February – Age Related Macular Degeneration Awareness Month

February is Age Related Macular Degeneration Awareness Month, shedding light on a degenerative condition that destroys the eyesight of nearly 11 million Americans every single year. Medical researchers believe more than 20 million Americans will be fighting age-related macular degeneration by the time 2050 rolls around. More people lose their vision to age-related macular degeneration than both cataracts and glaucoma combined. Even worse, macular degeneration is incurable.

According to the University of Wisconsin School of medicine, in conjunction with the US CDC, nearly 6.5% of all Americans 40 years of age or older are already dealing with some degree of macular degeneration. While this medical condition is certainly more prevalent in the older white population (affecting 14% of white Americans 80 years of age or older), minority groups are being hit by higher instances of macular degeneration at an increased rate as well.

What Exactly Is Macular Degeneration?

Macular degeneration is essentially the deterioration of the most central portion of your retina, the part of your eye responsible for recording the images the eyes detect and sending them via your optical nerve to the “eye of your brain” to be decoded and recognized. The central portion of your retina is known as your macula, and it does all of the heavy lifting as far as focusing your central vision. This central portion is the part of your eye that helps you read, helps you recognize people, colors, and objects, gives you the ability to play sports and drive a vehicle, and grants you the ability to see the finest details in life.

When macular degeneration starts to hit, that portion of your eyes starts to degrade – faster and faster as you get older – and that’s when your vision starts decline. You’ll still be able to see blurry images at the periphery of your vision, but your central focus (the majority of your focus) is going to be blocked out, blurred out, and unrecognizable.

Breaking down the two different types of age-related macular degeneration:

There are two specific types of age-related macular degeneration, the “dry” and the “wet” conditions.

  • Nearly 90% of all age-related macular degeneration situations are of the “dry” variety, with only about 10% being of the “wet” variety.
  • Dry macular degeneration (sometimes described as non-neovascular) happens in the early stages of this disease and results mostly from the overall aging and breakdown of the macular tissue in the eye itself.

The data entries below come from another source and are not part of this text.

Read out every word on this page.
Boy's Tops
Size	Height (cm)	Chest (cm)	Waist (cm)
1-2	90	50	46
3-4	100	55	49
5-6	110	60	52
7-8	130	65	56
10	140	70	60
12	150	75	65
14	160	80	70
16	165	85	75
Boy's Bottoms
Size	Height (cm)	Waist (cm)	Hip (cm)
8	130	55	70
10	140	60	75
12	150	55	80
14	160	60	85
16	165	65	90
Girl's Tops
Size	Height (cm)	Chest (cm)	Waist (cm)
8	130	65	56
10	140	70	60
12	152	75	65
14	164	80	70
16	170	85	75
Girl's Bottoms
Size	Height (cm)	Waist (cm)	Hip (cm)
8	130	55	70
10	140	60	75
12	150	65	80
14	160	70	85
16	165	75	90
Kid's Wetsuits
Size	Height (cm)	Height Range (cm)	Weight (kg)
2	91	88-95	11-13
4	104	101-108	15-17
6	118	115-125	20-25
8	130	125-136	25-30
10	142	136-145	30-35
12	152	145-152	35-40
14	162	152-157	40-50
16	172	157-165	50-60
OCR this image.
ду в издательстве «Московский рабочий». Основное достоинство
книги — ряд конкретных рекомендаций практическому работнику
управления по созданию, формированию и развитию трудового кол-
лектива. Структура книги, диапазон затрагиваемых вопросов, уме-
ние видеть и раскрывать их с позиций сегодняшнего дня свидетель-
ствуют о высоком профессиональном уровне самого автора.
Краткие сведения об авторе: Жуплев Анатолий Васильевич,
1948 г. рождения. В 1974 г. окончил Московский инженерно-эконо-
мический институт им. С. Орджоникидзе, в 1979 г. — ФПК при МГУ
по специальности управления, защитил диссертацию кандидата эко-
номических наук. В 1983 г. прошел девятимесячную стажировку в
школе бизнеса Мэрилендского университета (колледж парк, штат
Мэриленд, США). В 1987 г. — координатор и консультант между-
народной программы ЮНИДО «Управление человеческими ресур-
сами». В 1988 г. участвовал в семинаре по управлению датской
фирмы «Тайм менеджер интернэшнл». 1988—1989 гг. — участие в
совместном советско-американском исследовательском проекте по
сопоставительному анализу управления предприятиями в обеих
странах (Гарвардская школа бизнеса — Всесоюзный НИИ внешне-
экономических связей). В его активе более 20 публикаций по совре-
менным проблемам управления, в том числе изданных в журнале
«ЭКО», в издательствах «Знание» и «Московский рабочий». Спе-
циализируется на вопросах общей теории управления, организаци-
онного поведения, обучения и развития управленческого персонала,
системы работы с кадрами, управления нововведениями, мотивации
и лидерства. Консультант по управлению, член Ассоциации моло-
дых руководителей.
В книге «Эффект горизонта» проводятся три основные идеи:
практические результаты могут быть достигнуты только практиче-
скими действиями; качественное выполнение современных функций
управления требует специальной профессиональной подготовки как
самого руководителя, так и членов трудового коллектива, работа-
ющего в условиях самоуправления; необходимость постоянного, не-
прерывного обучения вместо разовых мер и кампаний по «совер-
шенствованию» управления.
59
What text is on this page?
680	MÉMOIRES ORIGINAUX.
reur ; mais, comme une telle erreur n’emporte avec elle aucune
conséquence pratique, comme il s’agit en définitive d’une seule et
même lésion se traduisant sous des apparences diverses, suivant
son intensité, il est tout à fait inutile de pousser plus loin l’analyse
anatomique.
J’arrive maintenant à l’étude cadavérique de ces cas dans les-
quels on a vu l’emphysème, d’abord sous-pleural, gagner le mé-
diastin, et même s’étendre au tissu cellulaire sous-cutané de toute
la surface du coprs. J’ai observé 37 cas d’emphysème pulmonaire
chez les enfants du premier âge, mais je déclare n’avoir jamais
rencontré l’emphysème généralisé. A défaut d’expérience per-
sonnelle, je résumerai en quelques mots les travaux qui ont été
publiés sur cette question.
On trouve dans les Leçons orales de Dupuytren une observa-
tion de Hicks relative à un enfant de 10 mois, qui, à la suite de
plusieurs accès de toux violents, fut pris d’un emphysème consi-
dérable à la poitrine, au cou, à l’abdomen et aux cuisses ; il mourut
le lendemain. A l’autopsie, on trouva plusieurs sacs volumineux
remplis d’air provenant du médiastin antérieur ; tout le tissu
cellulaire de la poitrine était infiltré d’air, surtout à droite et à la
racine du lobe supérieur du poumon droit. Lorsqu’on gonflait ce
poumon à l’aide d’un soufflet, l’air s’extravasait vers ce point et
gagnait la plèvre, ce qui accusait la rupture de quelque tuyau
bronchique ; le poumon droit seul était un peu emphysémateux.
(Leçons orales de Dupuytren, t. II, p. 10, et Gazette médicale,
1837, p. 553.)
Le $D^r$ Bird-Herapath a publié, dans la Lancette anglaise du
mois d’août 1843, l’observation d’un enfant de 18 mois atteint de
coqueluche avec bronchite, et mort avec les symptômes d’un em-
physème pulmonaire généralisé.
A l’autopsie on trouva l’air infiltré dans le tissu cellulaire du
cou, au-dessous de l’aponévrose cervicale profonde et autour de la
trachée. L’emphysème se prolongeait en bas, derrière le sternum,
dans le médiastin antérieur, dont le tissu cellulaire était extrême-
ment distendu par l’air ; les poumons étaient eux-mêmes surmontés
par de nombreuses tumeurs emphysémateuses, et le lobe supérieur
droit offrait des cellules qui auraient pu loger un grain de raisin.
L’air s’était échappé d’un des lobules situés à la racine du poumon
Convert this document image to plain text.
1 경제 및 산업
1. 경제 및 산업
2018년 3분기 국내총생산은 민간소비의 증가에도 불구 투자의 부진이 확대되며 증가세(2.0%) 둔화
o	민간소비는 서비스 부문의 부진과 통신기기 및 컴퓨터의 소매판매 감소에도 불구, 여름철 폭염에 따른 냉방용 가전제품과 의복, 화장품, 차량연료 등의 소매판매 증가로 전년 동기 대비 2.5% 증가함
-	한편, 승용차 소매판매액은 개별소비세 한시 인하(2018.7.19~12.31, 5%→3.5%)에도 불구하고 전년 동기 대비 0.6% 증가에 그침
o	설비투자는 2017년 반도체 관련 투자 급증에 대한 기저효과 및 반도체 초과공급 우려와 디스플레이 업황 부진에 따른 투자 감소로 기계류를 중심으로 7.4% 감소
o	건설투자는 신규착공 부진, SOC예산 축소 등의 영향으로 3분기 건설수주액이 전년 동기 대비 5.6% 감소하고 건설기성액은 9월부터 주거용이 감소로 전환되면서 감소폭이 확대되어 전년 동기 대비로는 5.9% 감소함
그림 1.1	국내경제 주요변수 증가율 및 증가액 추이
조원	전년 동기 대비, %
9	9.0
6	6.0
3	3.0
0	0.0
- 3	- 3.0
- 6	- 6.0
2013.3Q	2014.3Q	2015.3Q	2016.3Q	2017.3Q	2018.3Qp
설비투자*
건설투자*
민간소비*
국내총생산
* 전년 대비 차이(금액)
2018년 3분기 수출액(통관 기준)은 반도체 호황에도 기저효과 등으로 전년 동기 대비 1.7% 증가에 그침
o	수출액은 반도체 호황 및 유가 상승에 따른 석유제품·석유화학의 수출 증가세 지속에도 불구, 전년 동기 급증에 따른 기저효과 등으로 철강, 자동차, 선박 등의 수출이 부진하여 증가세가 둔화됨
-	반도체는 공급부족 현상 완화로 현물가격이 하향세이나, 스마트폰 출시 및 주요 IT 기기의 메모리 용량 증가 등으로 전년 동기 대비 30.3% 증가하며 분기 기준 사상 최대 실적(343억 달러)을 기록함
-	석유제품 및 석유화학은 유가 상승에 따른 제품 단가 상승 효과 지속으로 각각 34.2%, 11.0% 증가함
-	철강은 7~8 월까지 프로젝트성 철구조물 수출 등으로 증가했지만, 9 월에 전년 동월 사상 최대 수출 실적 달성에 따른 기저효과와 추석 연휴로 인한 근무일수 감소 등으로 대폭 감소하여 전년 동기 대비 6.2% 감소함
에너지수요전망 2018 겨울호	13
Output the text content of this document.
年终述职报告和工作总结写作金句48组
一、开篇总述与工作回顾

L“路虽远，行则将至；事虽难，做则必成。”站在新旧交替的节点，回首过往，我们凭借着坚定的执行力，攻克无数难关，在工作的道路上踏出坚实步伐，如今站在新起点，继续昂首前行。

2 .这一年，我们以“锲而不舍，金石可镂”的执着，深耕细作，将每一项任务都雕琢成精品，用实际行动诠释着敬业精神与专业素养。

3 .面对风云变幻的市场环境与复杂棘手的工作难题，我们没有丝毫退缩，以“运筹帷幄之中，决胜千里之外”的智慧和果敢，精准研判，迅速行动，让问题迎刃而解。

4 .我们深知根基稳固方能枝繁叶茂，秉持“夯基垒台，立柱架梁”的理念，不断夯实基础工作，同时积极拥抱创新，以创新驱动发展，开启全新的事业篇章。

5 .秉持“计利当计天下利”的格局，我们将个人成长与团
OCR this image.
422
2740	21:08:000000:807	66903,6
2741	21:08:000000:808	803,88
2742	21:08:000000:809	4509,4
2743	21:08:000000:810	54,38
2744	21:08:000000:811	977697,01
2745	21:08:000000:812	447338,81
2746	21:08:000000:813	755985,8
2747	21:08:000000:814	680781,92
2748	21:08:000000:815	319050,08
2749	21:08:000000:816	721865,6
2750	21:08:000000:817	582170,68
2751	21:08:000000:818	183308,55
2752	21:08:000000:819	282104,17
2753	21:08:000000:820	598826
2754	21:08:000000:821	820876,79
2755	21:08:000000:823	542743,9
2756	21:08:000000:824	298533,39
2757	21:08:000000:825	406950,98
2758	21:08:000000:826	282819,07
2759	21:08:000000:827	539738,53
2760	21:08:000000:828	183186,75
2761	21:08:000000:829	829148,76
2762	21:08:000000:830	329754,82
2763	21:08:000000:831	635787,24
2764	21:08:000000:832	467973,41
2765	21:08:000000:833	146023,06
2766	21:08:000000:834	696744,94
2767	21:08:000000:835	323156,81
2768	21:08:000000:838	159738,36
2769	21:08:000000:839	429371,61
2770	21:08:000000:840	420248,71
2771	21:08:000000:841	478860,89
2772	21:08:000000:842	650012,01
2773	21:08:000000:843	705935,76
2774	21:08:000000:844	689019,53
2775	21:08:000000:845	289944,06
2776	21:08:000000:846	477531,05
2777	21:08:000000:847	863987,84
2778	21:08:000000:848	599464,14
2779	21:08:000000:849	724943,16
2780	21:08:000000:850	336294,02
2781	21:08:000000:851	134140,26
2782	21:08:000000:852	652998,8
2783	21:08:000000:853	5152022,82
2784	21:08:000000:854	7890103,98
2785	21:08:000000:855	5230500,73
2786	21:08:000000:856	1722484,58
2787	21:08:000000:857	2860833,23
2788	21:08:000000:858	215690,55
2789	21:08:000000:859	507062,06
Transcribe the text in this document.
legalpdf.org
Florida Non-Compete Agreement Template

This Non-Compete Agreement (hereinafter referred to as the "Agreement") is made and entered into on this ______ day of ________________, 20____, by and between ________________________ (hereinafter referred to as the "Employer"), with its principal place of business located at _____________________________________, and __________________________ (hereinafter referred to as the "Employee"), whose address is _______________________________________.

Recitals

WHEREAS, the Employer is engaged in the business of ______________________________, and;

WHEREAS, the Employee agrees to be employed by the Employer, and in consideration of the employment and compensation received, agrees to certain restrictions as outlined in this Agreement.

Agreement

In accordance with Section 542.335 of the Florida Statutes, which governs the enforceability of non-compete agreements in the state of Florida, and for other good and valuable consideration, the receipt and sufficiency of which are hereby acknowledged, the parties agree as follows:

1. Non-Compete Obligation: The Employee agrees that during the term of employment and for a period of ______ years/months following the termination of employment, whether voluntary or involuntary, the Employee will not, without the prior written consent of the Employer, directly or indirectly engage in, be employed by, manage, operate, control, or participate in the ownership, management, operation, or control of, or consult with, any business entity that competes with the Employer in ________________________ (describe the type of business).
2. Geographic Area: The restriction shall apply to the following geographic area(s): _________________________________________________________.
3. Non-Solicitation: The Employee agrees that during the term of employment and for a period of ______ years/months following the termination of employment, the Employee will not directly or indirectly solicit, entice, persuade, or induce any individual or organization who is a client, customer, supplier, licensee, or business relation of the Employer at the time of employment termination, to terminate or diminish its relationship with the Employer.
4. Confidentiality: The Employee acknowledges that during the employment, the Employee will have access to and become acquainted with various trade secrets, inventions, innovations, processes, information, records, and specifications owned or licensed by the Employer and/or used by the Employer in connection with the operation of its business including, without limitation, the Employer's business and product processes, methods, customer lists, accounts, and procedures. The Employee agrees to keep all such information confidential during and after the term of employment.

Deposits of pigments and proteins are going to occur inside of the macula, and this is where your “blind spots” are going to start to present themselves.

This process happens on a much more gradual basis compared to the “wet” form of macular degeneration (sometimes described as neovascular). This is a much more advanced and damaging form of eye degradation and occurs when new blood vessels begin to grow beneath your retina and start leaking blood and fluid into your eyeball.

This leakage causes your light-sensitive retinal cells to die off, causing permanent damage and creating blind spots in your central vision that cannot be recovered or repaired. Occult, wet macular degeneration is a little bit less severe than the classic type of wet macular degeneration, but both are far more serious and destroy your vision far faster than dry macular degeneration.

Highlighting the Root Causes and Symptoms of Macular Degeneration

Medical researchers still do not have a full picture of the specific route factors that cause macular degeneration in the first place. There are research teams working around the world to uncover exactly why this condition happens in the first place, but limited funding for this specific disease has hindered progress significantly.

Researchers do believe that the overall root cause of macular degeneration is a more complex intermingling of numerous factors, ranging from hereditary and genetic issues intertwined with environmental and lifestyle choices that combined to create a perfect storm of sorts that works to degrade your vision. Researchers do know that the cells that cause our macula is to deteriorate are different than the cells that cause the Stargardt disease – another disease that robs our vision. Specific genetic factors trigger the Stargardt disease while age-related macular degeneration is a combination of genetic factors and environmental issues.

What Can You Do to Fight Back Against Macular Degeneration?

As highlighted above, there is no currently known cure for macular degeneration, but that doesn’t mean there isn’t anything you can do to prevent this problem from taking hold or to slow down the degradation of your eyesight after you have been diagnosed. Early detection is critical, and your doctor will tell you there are a number of different lifestyle changes you can make – including changes to your diet and exercise habits, encouraging you to avoid smoking if you still do, and providing you with tools to help you protect your eyes from ultraviolet light moving forward.

Hopefully more answers will come from the awareness generated by the initiatives held every February as part of Age Related Macular Degeneration Awareness Month.